That focus can be seen in the return of nearly $1.2 billion resulting from the SEC’s action against the Woodbridge Group of Companies LLC and its former owner and CEO Robert Shapiro, related to a massive Ponzi scheme impacting over 8,400 retail investors.
The SEC said its Enforcement Division “worked aggressively, including through the related bankruptcy proceedings, to locate and preserve significant assets … as well as filing enforcement actions and obtaining recoveries against others in this matter. As a result, investors are likely to recover 50% or more of their investments, the division said.
“The actions and initiatives described in the report reflect our deliberate, principled approaches to investigations, litigation and case resolutions,” said Steven Peikin, co-director of the SEC’s Enforcement Division.

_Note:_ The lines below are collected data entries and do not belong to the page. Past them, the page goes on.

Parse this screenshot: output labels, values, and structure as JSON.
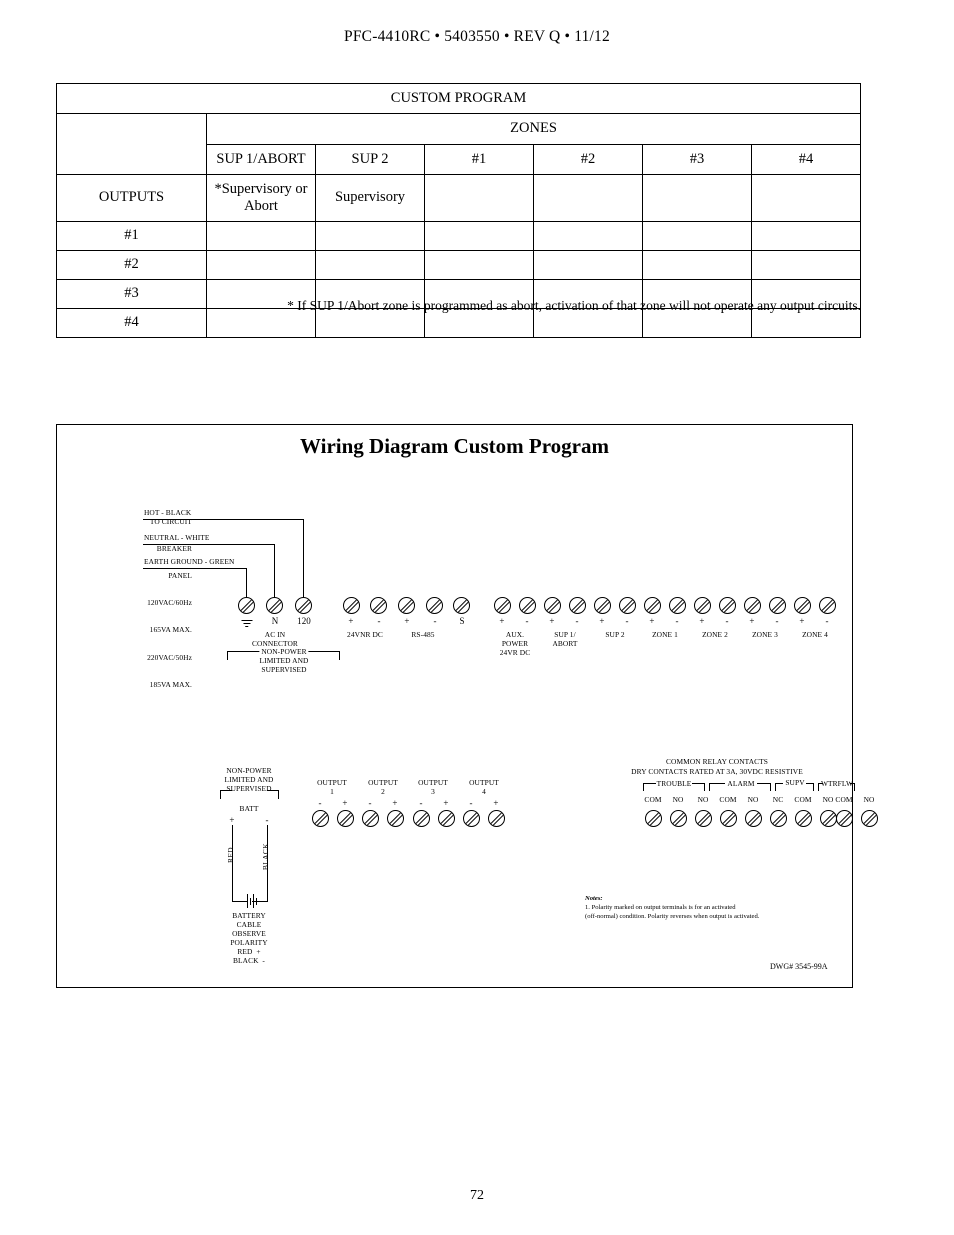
{
  "header": {
    "line": "PFC-4410RC • 5403550 • REV Q •  11/12"
  },
  "program_table": {
    "title": "CUSTOM PROGRAM",
    "zones_header": "ZONES",
    "column_headers": [
      "SUP 1/ABORT",
      "SUP 2",
      "#1",
      "#2",
      "#3",
      "#4"
    ],
    "outputs_label": "OUTPUTS",
    "type_row": [
      "*Supervisory or Abort",
      "Supervisory",
      "",
      "",
      "",
      ""
    ],
    "row_labels": [
      "#1",
      "#2",
      "#3",
      "#4"
    ],
    "body_rows": [
      [
        "",
        "",
        "",
        "",
        "",
        ""
      ],
      [
        "",
        "",
        "",
        "",
        "",
        ""
      ],
      [
        "",
        "",
        "",
        "",
        "",
        ""
      ],
      [
        "",
        "",
        "",
        "",
        "",
        ""
      ]
    ],
    "footnote": "* If SUP 1/Abort zone is programmed as abort, activation of that zone will not operate any output circuits."
  },
  "diagram": {
    "title": "Wiring Diagram Custom Program",
    "dwg_number": "DWG# 3545-99A",
    "mains": {
      "source_lines": [
        "TO CIRCUIT",
        "BREAKER",
        "PANEL",
        "120VAC/60Hz",
        "165VA MAX.",
        "220VAC/50Hz",
        "185VA MAX."
      ],
      "wire_hot": "HOT - BLACK",
      "wire_neutral": "NEUTRAL - WHITE",
      "wire_ground": "EARTH GROUND - GREEN"
    },
    "ac_in": {
      "terminal_labels": [
        "",
        "N",
        "120"
      ],
      "caption_line1": "AC IN",
      "caption_line2": "CONNECTOR",
      "bracket_label": "NON-POWER",
      "bracket_line2": "LIMITED AND",
      "bracket_line3": "SUPERVISED"
    },
    "aux_block": {
      "polarities": [
        "+",
        "-",
        "+",
        "-",
        "S"
      ],
      "groups": [
        {
          "label": "24VNR DC"
        },
        {
          "label": "RS-485"
        }
      ]
    },
    "zone_block": {
      "polarities": [
        "+",
        "-",
        "+",
        "-",
        "+",
        "-",
        "+",
        "-",
        "+",
        "-",
        "+",
        "-",
        "+",
        "-"
      ],
      "groups": [
        {
          "lines": [
            "AUX.",
            "POWER",
            "24VR DC"
          ]
        },
        {
          "lines": [
            "SUP 1/",
            "ABORT"
          ]
        },
        {
          "lines": [
            "SUP 2"
          ]
        },
        {
          "lines": [
            "ZONE 1"
          ]
        },
        {
          "lines": [
            "ZONE 2"
          ]
        },
        {
          "lines": [
            "ZONE 3"
          ]
        },
        {
          "lines": [
            "ZONE 4"
          ]
        }
      ]
    },
    "battery": {
      "bracket_line1": "NON-POWER",
      "bracket_line2": "LIMITED AND",
      "bracket_line3": "SUPERVISED",
      "batt_label": "BATT",
      "plus": "+",
      "minus": "-",
      "wire_red": "RED",
      "wire_black": "BLACK",
      "caption": [
        "BATTERY",
        "CABLE",
        "OBSERVE",
        "POLARITY",
        "RED  +",
        "BLACK  -"
      ]
    },
    "outputs": {
      "groups": [
        {
          "line1": "OUTPUT",
          "line2": "1",
          "polarities": [
            "-",
            "+"
          ]
        },
        {
          "line1": "OUTPUT",
          "line2": "2",
          "polarities": [
            "-",
            "+"
          ]
        },
        {
          "line1": "OUTPUT",
          "line2": "3",
          "polarities": [
            "-",
            "+"
          ]
        },
        {
          "line1": "OUTPUT",
          "line2": "4",
          "polarities": [
            "-",
            "+"
          ]
        }
      ]
    },
    "relays": {
      "title_line1": "COMMON RELAY CONTACTS",
      "title_line2": "DRY CONTACTS RATED AT 3A, 30VDC RESISTIVE",
      "groups": [
        {
          "name": "TROUBLE",
          "terminals": [
            "COM",
            "NO",
            "NO"
          ]
        },
        {
          "name": "ALARM",
          "terminals": [
            "COM",
            "NO",
            "NC"
          ]
        },
        {
          "name": "SUPV",
          "terminals": [
            "COM",
            "NO"
          ]
        },
        {
          "name": "WTRFLW",
          "terminals": [
            "COM",
            "NO"
          ]
        }
      ]
    },
    "notes": {
      "title": "Notes:",
      "line1": "1.  Polarity marked on output terminals is for an activated",
      "line2": "(off-normal) condition. Polarity reverses when output is activated."
    }
  },
  "page_number": "72"
}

Due in part to the self-reporting nature and accelerated resolution process of the share-class initiative, SEC enforcement actions were nearly 7% higher in FY 2019 despite the 35-day government shutdown, the division said.
The division also credited its drive to hold individuals accountable as its “most effective method of achieving deterrence.”
In fiscal year 2019, 69% of the SEC’s standalone actions, excluding actions brought as part of the share-class initiative, which applied only to entities, involved charges against one or more individuals.
“The individuals charged in our actions include those at the top of the corporate hierarchy—such as chief executive officers, chief financial officers, and chief operating officers—as well as gatekeepers such as accountants, auditors, and attorneys,” the division reported.